Low coremark benchmark score on Cyclone V (ARM Cortex A9)
Hi,
I'm using a low speed grade (-C8) Cyclone V with HPS (single core ARM Cortex A9).
IC-5C SE B A4 U 19 C 8 S-TMP
The code development is done on bare-metal (freeRTOS) with MPL as bootloader. All boot configuration is generated through Quartus.
When running a benchmark (coremark) to validate our configuration, we get an incredibly low score of 380.
When running the same test on a dev board which is fitted with a dual core running at 800 MHz (Linux), we get a score of 5000.
Thus, a single core score of 2500.
Scaling down to our 600 MHz (75%) yields an expected value of 1875.

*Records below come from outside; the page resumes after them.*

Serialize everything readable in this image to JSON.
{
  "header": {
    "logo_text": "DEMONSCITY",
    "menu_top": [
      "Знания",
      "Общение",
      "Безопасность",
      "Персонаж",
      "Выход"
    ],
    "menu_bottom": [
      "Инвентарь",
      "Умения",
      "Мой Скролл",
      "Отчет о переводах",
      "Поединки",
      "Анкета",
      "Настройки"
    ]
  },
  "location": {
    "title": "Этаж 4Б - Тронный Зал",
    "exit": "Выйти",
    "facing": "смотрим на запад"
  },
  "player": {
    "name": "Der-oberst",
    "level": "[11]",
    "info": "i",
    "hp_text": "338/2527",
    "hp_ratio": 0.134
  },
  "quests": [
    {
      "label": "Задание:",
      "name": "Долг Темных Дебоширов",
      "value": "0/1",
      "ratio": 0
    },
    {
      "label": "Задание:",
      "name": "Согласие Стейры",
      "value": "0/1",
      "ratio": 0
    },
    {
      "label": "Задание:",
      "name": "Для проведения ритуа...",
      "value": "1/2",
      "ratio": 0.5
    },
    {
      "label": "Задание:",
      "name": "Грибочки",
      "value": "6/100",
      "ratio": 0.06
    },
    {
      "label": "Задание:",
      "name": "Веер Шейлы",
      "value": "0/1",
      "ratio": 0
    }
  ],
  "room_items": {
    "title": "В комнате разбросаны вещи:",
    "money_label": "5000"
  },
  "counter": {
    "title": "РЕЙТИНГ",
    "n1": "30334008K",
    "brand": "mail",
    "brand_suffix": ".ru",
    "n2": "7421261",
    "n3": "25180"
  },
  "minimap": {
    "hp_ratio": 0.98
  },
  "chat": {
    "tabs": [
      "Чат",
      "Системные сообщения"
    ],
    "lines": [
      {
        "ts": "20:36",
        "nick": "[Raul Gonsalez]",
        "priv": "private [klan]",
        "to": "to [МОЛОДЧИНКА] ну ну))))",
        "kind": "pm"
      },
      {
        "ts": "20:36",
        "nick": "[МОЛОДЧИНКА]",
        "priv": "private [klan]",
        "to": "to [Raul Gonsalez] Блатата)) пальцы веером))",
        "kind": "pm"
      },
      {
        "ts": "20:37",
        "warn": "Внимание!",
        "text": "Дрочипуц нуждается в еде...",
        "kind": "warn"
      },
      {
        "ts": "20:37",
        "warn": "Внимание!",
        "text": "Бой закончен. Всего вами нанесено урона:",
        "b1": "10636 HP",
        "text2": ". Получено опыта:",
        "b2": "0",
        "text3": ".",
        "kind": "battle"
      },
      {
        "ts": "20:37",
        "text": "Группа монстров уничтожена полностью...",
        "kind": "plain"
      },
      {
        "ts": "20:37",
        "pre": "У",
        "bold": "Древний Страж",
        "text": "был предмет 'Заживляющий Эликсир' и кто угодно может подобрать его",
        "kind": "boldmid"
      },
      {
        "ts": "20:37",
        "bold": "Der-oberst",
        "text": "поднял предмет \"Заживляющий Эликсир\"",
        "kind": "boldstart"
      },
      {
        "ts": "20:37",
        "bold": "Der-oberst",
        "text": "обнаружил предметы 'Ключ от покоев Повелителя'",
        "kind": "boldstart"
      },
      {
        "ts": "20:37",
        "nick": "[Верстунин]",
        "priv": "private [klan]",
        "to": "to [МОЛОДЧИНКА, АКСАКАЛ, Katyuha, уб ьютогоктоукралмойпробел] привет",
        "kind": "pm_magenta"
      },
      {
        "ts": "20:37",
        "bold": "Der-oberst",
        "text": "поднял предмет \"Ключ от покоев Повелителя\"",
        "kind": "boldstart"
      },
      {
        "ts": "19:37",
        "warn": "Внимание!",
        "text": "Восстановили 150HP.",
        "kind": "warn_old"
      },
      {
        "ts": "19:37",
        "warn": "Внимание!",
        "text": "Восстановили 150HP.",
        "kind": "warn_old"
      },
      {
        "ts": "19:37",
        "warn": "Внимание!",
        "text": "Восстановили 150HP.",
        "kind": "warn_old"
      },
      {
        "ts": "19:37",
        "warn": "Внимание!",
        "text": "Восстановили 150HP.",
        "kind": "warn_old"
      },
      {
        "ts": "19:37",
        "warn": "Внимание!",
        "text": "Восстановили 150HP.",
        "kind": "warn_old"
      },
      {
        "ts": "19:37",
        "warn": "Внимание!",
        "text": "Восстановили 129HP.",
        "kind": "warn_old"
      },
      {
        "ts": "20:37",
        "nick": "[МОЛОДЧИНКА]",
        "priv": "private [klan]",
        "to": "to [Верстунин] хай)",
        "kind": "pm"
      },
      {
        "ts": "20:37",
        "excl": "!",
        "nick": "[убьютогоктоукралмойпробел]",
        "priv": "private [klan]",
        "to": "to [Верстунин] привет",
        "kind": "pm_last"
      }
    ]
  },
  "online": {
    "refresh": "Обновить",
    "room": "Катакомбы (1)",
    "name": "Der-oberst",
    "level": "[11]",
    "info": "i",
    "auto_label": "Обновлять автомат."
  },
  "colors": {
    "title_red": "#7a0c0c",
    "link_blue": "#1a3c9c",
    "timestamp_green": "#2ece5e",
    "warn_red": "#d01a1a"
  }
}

We have reviewed the configuration and everything seems to be OK
- NEON is on
- MMU is on (flat address space)
- branch prediction is on
- all caches are on
This particular benchmark is designed to test core performance (mostly arithmetical operations on small data). It means that all code and data will fit into the cache memory which discards L3/L4 as bottlenecks. Despite this we have reviewed the clocking scheme which looks like this:
MPU = 600 MHz
L3 MP = 150 MHz
L3 SP = 75 MHz
L4 MP/SP = 100 MHz
DDR = 400 MHz
I must be missing something very important here. Any ideas?